Companies and individuals who may face potential liability under the False Claims Act should carefully watch the Supreme Court’s decision in SuperValu and Safeway. Those in the healthcare industry, and anyone who provides goods or services to the Federal Government will want to know whether “objectively reasonable” will become the new standard for scienter, or knowledge, for determining FCA liability. Even if a particular practice or action may be deemed “objectively reasonable,” the knowledge standard will be informed by agency practice, prior decisions of courts or administrative bodies, and guidance provided by government entities with authority in the subject area. If it does, companies may be more secure against FCA challenges when their conduct is consistent with objectively reasonable interpretations of law and regulation.
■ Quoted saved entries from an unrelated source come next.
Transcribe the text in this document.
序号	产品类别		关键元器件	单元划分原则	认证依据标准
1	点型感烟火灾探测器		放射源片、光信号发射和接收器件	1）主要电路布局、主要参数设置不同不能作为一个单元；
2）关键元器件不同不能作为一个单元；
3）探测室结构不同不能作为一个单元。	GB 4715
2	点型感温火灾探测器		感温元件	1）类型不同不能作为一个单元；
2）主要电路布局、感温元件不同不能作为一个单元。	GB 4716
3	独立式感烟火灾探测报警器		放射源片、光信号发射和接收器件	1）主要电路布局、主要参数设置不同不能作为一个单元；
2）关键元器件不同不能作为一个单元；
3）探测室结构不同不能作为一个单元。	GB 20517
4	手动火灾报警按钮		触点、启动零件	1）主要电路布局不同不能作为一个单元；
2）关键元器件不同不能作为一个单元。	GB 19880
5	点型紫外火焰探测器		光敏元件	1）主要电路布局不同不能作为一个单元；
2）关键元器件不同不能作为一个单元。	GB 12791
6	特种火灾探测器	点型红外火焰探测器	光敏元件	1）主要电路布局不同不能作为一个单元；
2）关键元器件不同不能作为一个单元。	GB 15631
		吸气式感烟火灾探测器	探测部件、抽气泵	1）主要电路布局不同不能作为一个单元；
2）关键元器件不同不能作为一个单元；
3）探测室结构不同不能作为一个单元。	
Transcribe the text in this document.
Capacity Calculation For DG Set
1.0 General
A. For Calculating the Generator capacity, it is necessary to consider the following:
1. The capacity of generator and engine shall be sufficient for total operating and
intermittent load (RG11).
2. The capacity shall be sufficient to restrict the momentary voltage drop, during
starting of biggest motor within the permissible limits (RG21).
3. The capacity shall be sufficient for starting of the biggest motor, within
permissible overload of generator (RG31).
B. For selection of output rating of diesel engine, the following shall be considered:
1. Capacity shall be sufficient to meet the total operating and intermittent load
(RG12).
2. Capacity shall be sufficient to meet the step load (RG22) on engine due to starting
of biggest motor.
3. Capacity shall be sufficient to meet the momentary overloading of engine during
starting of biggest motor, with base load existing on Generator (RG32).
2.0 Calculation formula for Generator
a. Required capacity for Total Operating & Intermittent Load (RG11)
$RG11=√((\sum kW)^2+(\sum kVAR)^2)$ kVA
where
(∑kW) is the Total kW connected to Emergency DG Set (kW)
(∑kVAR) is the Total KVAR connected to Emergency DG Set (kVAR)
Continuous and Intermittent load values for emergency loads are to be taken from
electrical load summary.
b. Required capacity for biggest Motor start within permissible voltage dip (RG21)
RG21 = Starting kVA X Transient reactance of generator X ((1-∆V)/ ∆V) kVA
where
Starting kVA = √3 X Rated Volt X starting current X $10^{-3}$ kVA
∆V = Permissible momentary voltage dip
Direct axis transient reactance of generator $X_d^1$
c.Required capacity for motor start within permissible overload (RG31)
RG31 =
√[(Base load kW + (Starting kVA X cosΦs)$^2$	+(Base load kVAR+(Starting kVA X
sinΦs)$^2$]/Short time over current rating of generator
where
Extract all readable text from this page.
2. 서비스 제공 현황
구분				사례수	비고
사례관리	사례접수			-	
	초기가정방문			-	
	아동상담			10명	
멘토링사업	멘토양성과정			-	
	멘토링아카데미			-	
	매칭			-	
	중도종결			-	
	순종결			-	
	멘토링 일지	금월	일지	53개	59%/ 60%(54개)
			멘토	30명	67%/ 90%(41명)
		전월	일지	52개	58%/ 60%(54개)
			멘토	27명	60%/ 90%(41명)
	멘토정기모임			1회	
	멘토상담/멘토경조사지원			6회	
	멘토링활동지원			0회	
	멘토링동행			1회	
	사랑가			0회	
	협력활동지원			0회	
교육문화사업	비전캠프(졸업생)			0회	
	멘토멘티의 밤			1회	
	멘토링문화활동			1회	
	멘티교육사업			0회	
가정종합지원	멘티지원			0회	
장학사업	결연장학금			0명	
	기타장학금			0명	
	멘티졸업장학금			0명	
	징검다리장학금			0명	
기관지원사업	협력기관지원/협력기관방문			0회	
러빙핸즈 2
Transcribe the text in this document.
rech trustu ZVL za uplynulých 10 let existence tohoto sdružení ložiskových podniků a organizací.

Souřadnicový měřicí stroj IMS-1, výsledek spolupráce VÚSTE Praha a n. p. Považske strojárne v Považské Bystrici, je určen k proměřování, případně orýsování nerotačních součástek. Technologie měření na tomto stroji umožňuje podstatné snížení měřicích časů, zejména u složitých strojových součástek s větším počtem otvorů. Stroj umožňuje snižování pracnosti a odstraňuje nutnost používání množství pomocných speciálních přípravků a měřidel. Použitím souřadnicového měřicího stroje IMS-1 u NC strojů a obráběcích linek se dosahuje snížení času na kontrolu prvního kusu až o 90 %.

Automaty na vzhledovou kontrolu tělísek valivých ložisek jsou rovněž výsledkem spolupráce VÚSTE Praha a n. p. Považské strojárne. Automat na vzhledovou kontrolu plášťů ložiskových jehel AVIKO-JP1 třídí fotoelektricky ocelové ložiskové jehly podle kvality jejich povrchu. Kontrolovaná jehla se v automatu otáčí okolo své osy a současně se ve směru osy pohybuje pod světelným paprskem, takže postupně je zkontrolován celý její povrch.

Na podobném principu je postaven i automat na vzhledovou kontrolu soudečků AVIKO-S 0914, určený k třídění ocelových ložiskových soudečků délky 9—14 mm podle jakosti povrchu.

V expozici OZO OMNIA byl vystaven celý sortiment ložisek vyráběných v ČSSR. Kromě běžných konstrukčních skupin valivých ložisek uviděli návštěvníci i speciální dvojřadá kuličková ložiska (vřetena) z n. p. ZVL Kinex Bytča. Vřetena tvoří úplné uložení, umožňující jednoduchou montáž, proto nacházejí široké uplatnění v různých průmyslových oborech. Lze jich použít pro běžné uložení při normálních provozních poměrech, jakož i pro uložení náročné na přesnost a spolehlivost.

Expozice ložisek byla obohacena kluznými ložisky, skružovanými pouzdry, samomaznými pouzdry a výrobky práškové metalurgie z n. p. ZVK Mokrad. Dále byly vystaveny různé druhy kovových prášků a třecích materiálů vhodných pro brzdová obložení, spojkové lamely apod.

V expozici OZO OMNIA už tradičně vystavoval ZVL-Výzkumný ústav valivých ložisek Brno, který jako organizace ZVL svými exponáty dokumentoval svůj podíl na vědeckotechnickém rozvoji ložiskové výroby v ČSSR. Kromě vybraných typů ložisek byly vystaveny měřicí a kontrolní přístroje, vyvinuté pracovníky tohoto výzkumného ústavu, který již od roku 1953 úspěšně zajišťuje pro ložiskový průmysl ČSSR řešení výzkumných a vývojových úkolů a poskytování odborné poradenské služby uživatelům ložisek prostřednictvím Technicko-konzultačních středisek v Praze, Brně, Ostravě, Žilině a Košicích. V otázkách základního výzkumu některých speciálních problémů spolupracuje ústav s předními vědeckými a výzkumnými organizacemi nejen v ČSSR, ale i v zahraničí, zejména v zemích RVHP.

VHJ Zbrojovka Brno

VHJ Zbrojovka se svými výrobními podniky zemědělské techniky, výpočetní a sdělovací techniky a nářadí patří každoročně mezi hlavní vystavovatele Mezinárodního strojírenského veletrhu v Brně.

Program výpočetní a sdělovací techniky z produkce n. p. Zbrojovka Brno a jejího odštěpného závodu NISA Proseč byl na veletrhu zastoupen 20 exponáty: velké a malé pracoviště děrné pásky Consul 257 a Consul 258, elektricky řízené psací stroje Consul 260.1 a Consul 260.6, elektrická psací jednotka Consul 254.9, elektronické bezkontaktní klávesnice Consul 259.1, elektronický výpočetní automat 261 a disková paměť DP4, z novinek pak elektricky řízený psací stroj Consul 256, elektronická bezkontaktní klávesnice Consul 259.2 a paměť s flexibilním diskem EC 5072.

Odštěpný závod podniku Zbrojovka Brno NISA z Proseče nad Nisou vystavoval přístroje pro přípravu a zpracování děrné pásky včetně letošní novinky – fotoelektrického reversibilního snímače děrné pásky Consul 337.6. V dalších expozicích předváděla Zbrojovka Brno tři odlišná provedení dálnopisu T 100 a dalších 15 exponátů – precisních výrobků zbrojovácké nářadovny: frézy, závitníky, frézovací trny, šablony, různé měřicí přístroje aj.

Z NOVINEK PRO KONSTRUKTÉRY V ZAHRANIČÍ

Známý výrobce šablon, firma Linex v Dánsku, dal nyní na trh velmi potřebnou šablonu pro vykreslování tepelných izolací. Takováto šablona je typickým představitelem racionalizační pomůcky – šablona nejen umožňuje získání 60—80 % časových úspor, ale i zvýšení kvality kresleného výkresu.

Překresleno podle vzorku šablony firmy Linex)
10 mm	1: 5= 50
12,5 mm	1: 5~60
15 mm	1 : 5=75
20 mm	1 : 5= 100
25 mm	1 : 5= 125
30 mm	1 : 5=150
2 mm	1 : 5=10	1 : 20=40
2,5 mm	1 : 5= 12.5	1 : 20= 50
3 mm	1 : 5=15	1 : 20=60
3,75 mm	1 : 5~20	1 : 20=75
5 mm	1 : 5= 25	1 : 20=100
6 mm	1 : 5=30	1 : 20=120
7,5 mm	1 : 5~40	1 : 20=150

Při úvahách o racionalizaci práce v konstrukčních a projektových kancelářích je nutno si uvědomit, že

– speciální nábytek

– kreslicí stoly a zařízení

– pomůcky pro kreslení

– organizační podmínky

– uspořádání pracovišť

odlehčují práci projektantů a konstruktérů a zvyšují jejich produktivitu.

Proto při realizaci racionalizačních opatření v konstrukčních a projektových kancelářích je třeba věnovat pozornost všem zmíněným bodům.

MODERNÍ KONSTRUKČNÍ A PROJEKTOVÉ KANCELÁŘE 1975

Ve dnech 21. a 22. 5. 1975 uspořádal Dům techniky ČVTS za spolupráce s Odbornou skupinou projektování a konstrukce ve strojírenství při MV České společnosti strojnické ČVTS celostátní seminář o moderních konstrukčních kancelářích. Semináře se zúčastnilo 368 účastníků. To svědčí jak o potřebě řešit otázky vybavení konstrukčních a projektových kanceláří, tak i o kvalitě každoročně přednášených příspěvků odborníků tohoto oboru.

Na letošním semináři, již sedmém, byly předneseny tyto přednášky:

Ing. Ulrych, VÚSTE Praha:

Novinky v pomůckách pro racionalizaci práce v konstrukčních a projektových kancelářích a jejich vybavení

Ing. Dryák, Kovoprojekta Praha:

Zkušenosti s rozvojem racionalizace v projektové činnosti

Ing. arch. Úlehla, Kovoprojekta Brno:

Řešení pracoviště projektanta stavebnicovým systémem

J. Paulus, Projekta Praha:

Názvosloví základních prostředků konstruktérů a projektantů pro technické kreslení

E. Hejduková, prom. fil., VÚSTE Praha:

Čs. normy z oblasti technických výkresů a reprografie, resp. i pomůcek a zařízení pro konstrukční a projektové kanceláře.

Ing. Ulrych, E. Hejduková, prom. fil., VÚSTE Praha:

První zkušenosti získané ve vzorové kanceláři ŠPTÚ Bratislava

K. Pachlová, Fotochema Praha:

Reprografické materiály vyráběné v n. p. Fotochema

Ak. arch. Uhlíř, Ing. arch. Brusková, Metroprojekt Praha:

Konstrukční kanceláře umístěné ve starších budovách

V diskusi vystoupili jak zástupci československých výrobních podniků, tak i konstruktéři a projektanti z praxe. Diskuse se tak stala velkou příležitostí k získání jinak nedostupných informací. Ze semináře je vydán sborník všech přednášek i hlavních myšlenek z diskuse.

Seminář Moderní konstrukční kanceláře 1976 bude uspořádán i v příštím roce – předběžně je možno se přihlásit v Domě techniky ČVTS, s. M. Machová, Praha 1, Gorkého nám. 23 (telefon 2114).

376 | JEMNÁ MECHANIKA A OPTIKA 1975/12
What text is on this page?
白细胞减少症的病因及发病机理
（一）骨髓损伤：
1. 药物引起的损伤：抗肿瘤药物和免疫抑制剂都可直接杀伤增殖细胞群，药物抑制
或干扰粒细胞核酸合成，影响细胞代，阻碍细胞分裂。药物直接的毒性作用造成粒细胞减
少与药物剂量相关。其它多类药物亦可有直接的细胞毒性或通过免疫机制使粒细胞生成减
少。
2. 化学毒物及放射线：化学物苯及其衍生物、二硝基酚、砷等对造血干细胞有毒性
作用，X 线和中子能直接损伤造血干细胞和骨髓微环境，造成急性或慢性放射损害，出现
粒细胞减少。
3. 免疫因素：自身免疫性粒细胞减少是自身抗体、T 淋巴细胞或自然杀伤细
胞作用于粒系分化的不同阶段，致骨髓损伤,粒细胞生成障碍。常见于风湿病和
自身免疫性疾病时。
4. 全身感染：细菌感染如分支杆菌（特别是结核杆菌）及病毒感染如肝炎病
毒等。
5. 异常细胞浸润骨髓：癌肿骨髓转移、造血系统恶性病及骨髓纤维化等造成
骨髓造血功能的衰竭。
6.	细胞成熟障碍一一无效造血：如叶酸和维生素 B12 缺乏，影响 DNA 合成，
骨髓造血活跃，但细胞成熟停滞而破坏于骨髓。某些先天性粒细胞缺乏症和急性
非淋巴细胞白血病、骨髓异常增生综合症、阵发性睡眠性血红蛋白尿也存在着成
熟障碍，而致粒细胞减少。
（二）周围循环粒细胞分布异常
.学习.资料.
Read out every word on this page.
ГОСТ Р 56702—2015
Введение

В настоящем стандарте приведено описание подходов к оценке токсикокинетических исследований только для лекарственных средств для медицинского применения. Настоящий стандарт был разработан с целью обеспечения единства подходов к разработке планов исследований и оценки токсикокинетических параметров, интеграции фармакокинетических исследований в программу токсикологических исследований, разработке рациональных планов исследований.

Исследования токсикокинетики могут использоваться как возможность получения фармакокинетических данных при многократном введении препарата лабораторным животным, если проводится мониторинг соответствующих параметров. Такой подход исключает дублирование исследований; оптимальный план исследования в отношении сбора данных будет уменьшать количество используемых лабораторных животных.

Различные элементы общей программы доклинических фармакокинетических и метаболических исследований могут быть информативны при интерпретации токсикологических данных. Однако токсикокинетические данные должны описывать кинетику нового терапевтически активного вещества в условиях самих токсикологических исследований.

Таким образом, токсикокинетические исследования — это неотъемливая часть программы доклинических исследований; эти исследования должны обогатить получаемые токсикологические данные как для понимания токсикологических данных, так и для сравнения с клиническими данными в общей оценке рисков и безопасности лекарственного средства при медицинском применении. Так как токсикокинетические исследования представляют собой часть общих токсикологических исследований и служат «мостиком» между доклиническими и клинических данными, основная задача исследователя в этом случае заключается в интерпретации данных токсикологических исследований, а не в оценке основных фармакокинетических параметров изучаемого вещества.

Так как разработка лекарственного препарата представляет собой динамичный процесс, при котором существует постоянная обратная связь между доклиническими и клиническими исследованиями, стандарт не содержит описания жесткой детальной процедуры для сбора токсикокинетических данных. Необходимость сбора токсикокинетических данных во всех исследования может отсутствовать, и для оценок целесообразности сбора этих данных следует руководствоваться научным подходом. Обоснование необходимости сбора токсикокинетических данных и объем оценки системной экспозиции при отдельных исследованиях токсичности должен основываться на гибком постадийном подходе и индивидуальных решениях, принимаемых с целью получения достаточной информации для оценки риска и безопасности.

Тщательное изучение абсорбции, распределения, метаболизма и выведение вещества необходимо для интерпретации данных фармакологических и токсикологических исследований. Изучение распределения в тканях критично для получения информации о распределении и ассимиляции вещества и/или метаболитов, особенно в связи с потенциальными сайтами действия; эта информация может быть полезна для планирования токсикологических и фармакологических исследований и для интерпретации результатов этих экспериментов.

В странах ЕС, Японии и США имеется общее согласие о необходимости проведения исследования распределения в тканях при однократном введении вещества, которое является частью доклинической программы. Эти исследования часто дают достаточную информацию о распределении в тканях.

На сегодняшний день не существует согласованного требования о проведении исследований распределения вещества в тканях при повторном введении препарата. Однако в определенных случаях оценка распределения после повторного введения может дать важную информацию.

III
This would be an important protection for companies striving to comply in increasingly complex and shifting regulatory environments.
Where knowledge of falsity may be imputed to the company because of external factors such as agency guidance or prior decisions, companies should proceed with caution and consider compliance enhancements. Regardless of whether a company can assert a strong “objectively reasonable” defense to a future FCA claim, companies will need to ensure that their existing compliance programs are sufficiently robust to detect and prevent conduct that could form the basis of an alleged false claim. They will also need to ensure that they implement any authoritative guidance from government agencies because a failure to do so will expose them to FCA liability. With this in mind, companies should consider taking the following steps:
- Compliance Programs: Review and assess their existing compliance programs to determine whether the existing programs, policies, and procedures constitute a robust compliance framework that can effectively detect and prevent conduct that may be considered a false and misleading practice. A compliance program needs to reflect a company’s current business portfolio. If company’s business lines have changed, its compliance program must be updated to robustly cover those new areas.
- Training: Provide regular training on the components of their compliance program. All employees need to have at least annual training. Additionally, any of these employees who hold management positions should also have specialized familiarize themselves on the compliance program so they can be compliance advocates to their employees of the requirements.
- Internal Testing: Conduct internal testing of the company’s compliance program based on objective and articulated metrics to ensure such testing is robust and will uncover areas of potential non-compliance. For example, the company’s Chief Compliance Officer is involved on any significant payments matters/high-level acquisitions over a certain amount.
Companies should consider engaging outside counsel to assist on any review of, training regarding or internal testing of any compliance program in order to protect such work under attorney client privilege.
A ruling from the Supreme Court in the two cases is expected later this year.
 In Univ. Health Servs., Inc. v. U.S. ex rel. Escobar, 136 S. Ct. 1989, 1996 (2016), the Court interpreted § 3729(a)(1)(A) to require that knowingly false claims be material to the government’s payment decision.